The disqualification of Kim upset South Korean supporters, many of whom directed their anger at Ohno and the IOC. A large number of e-mails protesting the race results crashed the IOC's email server, and thousands of accusatory letters, many of which contained death threats, were sent to Ohno and the IOC. South Korean media accused Ohno of simulating foul, using the Konglish word "Hollywood action". Ohno shared his thoughts on the Koreans' hostile reaction by saying, "I was really bothered by it. I grew up around many Asian cultures, Korean one of them. A lot of my best friends were Korean growing up. I just didn't understand. Later on I realized that was built up by certain people and that was directed at me, negative energy from other things, not even resulting around the sport, but around politics, using me to stand on the pedestal as the anti-American sentiment". Earlier the same year, President George Bush had named North Korea as one of three members of the Axis of Evil, which had upset some South Koreans; directing their anger at Ohno was a less direct way of voicing anger against Bush's decision.
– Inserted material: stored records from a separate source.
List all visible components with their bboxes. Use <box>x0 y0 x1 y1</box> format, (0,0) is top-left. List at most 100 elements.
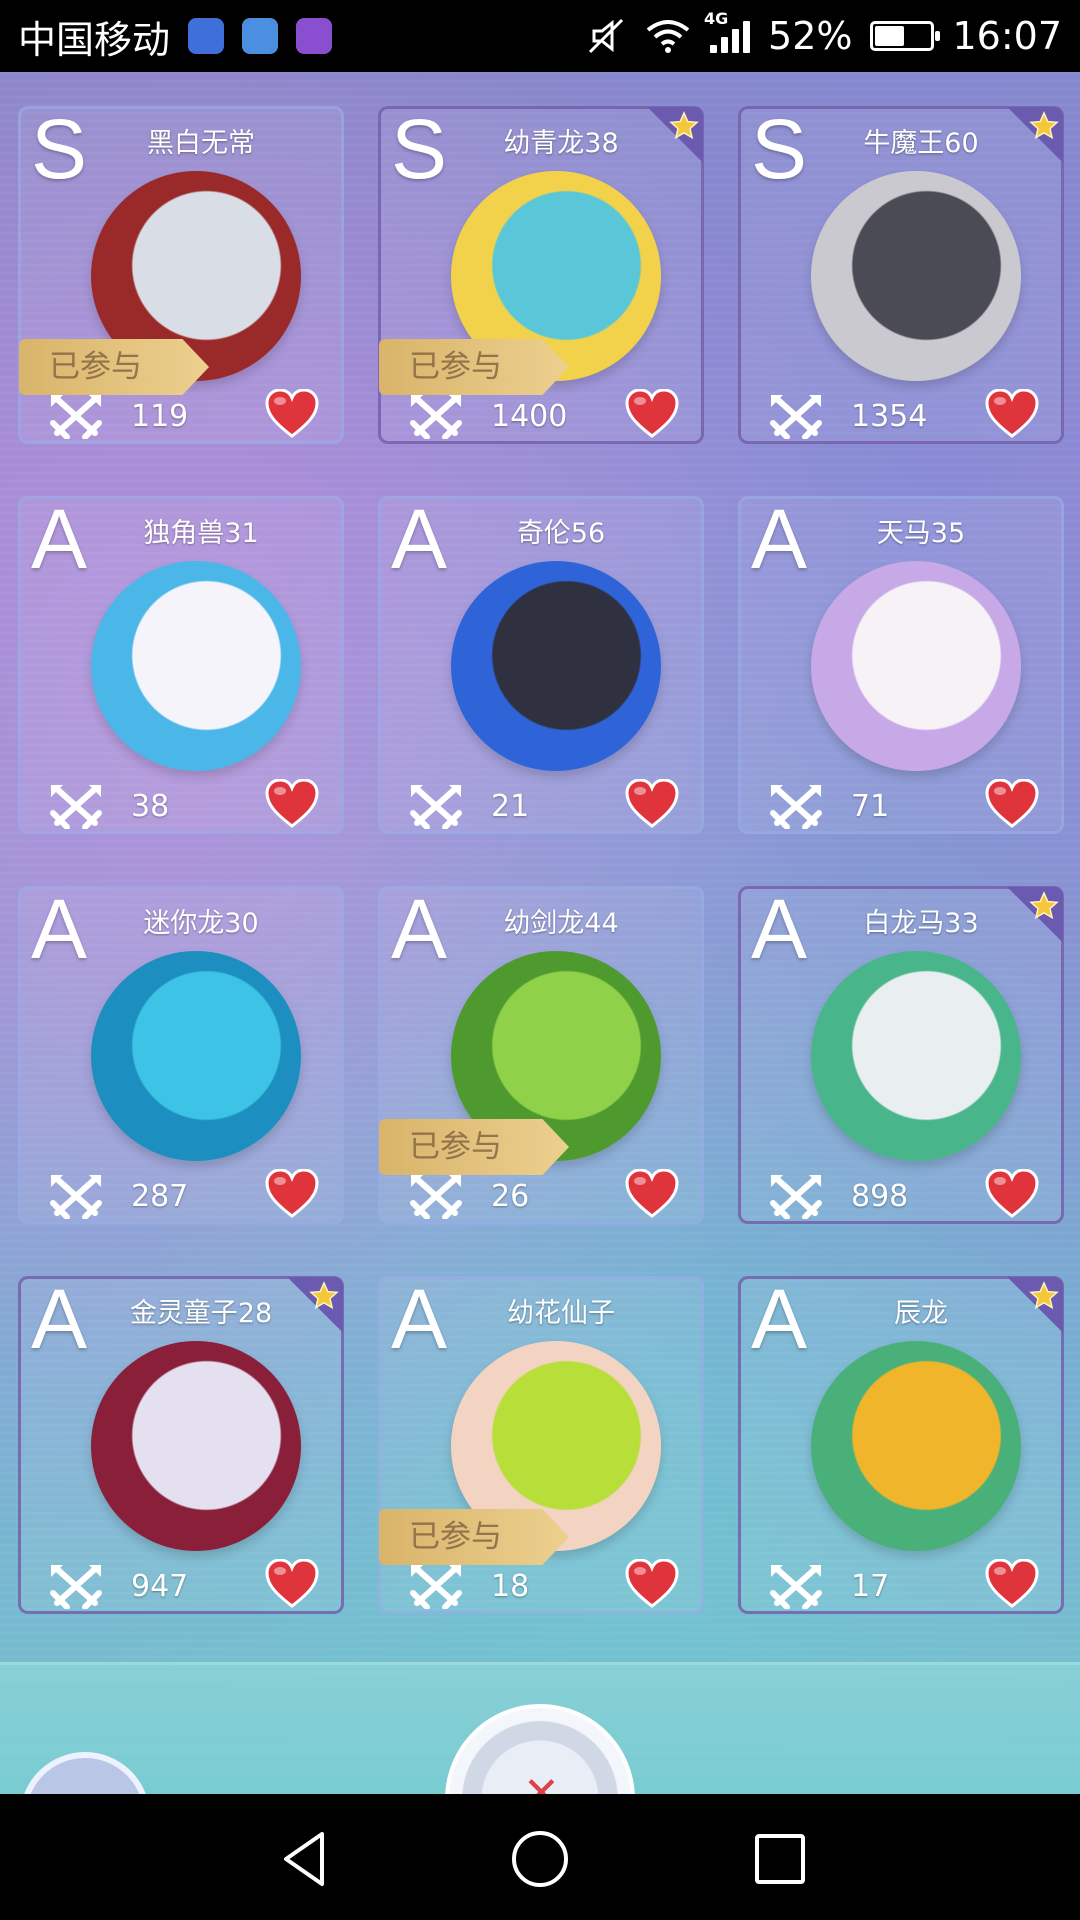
recents-icon[interactable] <box>745 1824 815 1894</box>
power-value: 898 <box>851 1178 909 1214</box>
pet-name: 独角兽31 <box>143 518 259 549</box>
favorite-corner <box>1007 887 1063 943</box>
star-icon <box>669 111 699 140</box>
joined-ribbon: 已参与 <box>379 339 569 395</box>
crossed-swords-icon <box>770 1175 822 1219</box>
power-value: 287 <box>131 1178 189 1214</box>
back-icon[interactable] <box>270 1824 340 1894</box>
pet-name: 金灵童子28 <box>129 1298 273 1329</box>
power-value: 38 <box>131 788 170 824</box>
power-value: 947 <box>131 1568 189 1604</box>
card-footer: 898 <box>741 1169 1061 1221</box>
heart-icon[interactable] <box>265 779 319 829</box>
heart-icon[interactable] <box>985 1169 1039 1219</box>
card-footer: 119 <box>21 389 341 441</box>
location-app-icon <box>188 18 225 54</box>
pet-avatar <box>811 171 1021 381</box>
star-icon <box>1029 1281 1059 1310</box>
close-icon: ✕ <box>523 1768 560 1794</box>
pet-card[interactable]: S 黑白无常 119 已参与 <box>18 106 344 444</box>
crossed-swords-icon <box>410 1565 462 1609</box>
grade-label: A <box>31 492 88 586</box>
card-footer: 26 <box>381 1169 701 1221</box>
card-footer: 18 <box>381 1559 701 1611</box>
favorite-corner <box>1007 1277 1063 1333</box>
star-icon <box>1029 111 1059 140</box>
network-type: 4G <box>704 9 729 28</box>
heart-icon[interactable] <box>985 779 1039 829</box>
crossed-swords-icon <box>50 395 102 439</box>
star-icon <box>1029 891 1059 920</box>
crossed-swords-icon <box>50 785 102 829</box>
pet-card[interactable]: A 奇伦56 21 <box>378 496 704 834</box>
joined-ribbon: 已参与 <box>379 1509 569 1565</box>
battery-icon <box>870 21 941 51</box>
pet-card[interactable]: A 金灵童子28 947 <box>18 1276 344 1614</box>
crossed-swords-icon <box>50 1565 102 1609</box>
power-value: 1354 <box>851 398 928 434</box>
pet-name: 幼剑龙44 <box>503 908 619 939</box>
grade-label: S <box>391 102 448 196</box>
pet-card[interactable]: A 幼花仙子 18 已参与 <box>378 1276 704 1614</box>
home-icon[interactable] <box>505 1824 575 1894</box>
grade-label: S <box>751 102 808 196</box>
gallery-app-icon <box>296 18 333 54</box>
pet-name: 牛魔王60 <box>863 128 979 159</box>
pet-card[interactable]: A 天马35 71 <box>738 496 1064 834</box>
pet-card[interactable]: A 独角兽31 38 <box>18 496 344 834</box>
grade-label: A <box>751 882 808 976</box>
pet-name: 奇伦56 <box>516 518 606 549</box>
power-value: 1400 <box>491 398 568 434</box>
pet-card[interactable]: A 辰龙 17 <box>738 1276 1064 1614</box>
grade-label: A <box>751 492 808 586</box>
heart-icon[interactable] <box>985 1559 1039 1609</box>
card-footer: 1400 <box>381 389 701 441</box>
pet-card[interactable]: A 迷你龙30 287 <box>18 886 344 1224</box>
heart-icon[interactable] <box>265 1169 319 1219</box>
grade-label: A <box>31 1272 88 1366</box>
heart-icon[interactable] <box>265 389 319 439</box>
power-value: 18 <box>491 1568 530 1604</box>
crossed-swords-icon <box>50 1175 102 1219</box>
wifi-icon <box>646 20 690 53</box>
card-footer: 287 <box>21 1169 341 1221</box>
crossed-swords-icon <box>770 1565 822 1609</box>
pet-name: 天马35 <box>876 518 966 549</box>
pet-avatar <box>91 561 301 771</box>
navigation-bar <box>0 1794 1080 1920</box>
crossed-swords-icon <box>770 785 822 829</box>
pet-avatar <box>91 951 301 1161</box>
pet-card[interactable]: S 幼青龙38 1400 已参与 <box>378 106 704 444</box>
cell-signal-icon: 4G <box>704 9 751 53</box>
pet-card[interactable]: A 白龙马33 898 <box>738 886 1064 1224</box>
pet-card[interactable]: A 幼剑龙44 26 已参与 <box>378 886 704 1224</box>
grade-label: S <box>31 102 88 196</box>
heart-icon[interactable] <box>625 1559 679 1609</box>
crossed-swords-icon <box>410 1175 462 1219</box>
pet-name: 迷你龙30 <box>143 908 259 939</box>
grade-label: A <box>391 1272 448 1366</box>
pet-name: 白龙马33 <box>863 908 979 939</box>
grade-label: A <box>31 882 88 976</box>
pet-avatar <box>811 951 1021 1161</box>
heart-icon[interactable] <box>625 1169 679 1219</box>
power-value: 21 <box>491 788 530 824</box>
crossed-swords-icon <box>410 395 462 439</box>
heart-app-icon <box>242 18 279 54</box>
pet-card-grid: S 黑白无常 119 已参与 S 幼青龙38 1400 已参与 S 牛魔王60 … <box>18 106 1064 1614</box>
favorite-corner <box>287 1277 343 1333</box>
heart-icon[interactable] <box>265 1559 319 1609</box>
heart-icon[interactable] <box>625 389 679 439</box>
heart-icon[interactable] <box>625 779 679 829</box>
card-footer: 21 <box>381 779 701 831</box>
heart-icon[interactable] <box>985 389 1039 439</box>
power-value: 119 <box>131 398 189 434</box>
joined-ribbon: 已参与 <box>379 1119 569 1175</box>
game-screen: S 黑白无常 119 已参与 S 幼青龙38 1400 已参与 S 牛魔王60 … <box>0 72 1080 1794</box>
favorite-corner <box>1007 107 1063 163</box>
battery-percent: 52% <box>768 14 853 58</box>
joined-ribbon: 已参与 <box>19 339 209 395</box>
pet-card[interactable]: S 牛魔王60 1354 <box>738 106 1064 444</box>
power-value: 71 <box>851 788 890 824</box>
card-footer: 38 <box>21 779 341 831</box>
The controversy continued at the 2002 FIFA World Cup, held jointly in South Korea and Japan several months after the Olympics. When the South Korean soccer team scored a goal during the group stage match against the U.S. team, South Korean players Ahn Jung-Hwan and Lee Chun-Soo made an exaggerated move imitating the move Ohno had made during the speed skating event to imply the other athlete had drifted into his lane.